结论与意义 本研究揭示了一种全新的线粒体质量控制机制：当溶酶体介导的内部降解途径功能受损或超负荷时，细胞可以通过内体途径，将线粒体及泛素化货物封装进大EVs中并分泌到细胞外。该过程由Rab7缺失或功能抑制所触发，并依赖于Rab27a的上调和介导。分泌的EVs主要被邻近的巨噬细胞吞噬并最终在溶酶体中降解，从而避免了有害物质在细胞内的累积，起到了“替代性垃圾处理”的作用。这一通路独立于经典的自噬，但自噬体可通过与内体融合形成两性体而利用此途径被清除。

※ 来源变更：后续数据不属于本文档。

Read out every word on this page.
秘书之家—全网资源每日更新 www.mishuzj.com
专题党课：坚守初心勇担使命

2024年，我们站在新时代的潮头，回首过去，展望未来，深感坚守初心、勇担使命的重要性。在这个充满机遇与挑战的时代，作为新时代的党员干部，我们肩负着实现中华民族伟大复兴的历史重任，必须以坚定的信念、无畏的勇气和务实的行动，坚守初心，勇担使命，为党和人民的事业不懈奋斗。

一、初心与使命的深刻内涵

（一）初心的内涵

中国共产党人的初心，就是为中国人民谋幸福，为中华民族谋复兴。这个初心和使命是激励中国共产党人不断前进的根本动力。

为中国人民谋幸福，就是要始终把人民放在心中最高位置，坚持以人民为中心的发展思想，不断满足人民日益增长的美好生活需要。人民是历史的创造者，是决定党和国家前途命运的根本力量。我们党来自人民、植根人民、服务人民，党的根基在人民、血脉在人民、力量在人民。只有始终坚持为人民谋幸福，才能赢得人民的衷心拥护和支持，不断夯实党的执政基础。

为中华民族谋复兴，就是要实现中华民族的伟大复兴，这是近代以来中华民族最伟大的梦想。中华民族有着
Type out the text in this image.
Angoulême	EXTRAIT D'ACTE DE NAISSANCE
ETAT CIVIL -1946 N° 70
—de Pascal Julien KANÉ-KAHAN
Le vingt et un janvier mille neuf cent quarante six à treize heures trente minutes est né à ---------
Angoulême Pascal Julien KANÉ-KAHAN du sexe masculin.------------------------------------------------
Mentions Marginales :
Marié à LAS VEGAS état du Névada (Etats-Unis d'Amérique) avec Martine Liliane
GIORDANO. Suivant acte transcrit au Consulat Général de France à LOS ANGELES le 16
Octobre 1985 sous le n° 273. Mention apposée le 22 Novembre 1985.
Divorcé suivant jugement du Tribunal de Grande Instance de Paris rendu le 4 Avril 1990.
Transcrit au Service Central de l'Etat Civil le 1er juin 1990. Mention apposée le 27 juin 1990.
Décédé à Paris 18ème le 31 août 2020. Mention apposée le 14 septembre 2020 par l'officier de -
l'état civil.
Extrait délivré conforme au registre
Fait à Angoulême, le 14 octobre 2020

其科学价值在于：1) 拓展了细胞质量控制的范式，明确了在内部降解系统失灵时，细胞存在一个主动的“外排”备份系统。2) 深化了对EVs生物学功能的理解，除了众所周知的细胞间通讯功能，EVs在某些病理生理状态下可作为细胞废物处置的载体。3) 阐明了Rab7和Rab27a在细胞器运输抉择中的关键作用，Rab7偏向于引导MVB与溶酶体融合进行降解，而其缺失则“切换”至Rab27a介导的与质膜融合进行分泌。4) 为理解心脏衰老和Danon病等疾病的代偿机制提供了新视角，这种EVs介导的清除途径可能在疾病早期起到保护作用，延缓病理进程。

研究亮点 1. 重要的原创性发现： 首次系统性地论证了“溶酶体功能受损→Rab7信号改变→Rab27a上调→含线粒体/泛素化货物的大EVs分泌→巨噬细胞清除”这一完整的替代性质控通路。 2. 研究方法的系统性与创新性： 结合了遗传学（多种基因敲除/敲低细胞系和条件性基因敲除小鼠）、药理学、先进的显微成像技术（CLEM， 活细胞成像， 3D重构）、蛋白质组学和多模型验证（细胞、小鼠、人类样本），提供了多层次的确凿证据。 3. 生理与病理意义的直接关联： 不仅在细胞模型中阐明了机制，更在心脏特异性敲除模型、衰老模型和人类遗传病样本中验证了该通路的在体激活，使研究发现具有明确的生理和病理生理相关性。 4. 提出了具有普适性的细胞学概念： 该研究揭示的“内部分解代谢受阻时激活外排分泌”的细胞策略，可能不仅适用于线粒体，也适用于其他待降解的细胞组分，为理解多种蛋白质聚集性疾病和衰老相关疾病提供了新思路。

其他有价值的发现 研究还提示，不同表面标志的EVs亚群可能具有货物特异性（如本研究中的CD81阳性囊泡特异性地携带线粒体），而CD63阳性囊泡则不然。此外，线粒体去极化（FCCP处理）虽能诱导线粒体自噬，但同时也增强了含线粒体的大EVs分泌，而减少了小EVs的分泌，表明不同应激对不同EVs亚群的分泌具有差异性调节。这些细节为进一步研究EVs的异质性和功能分工提供了线索。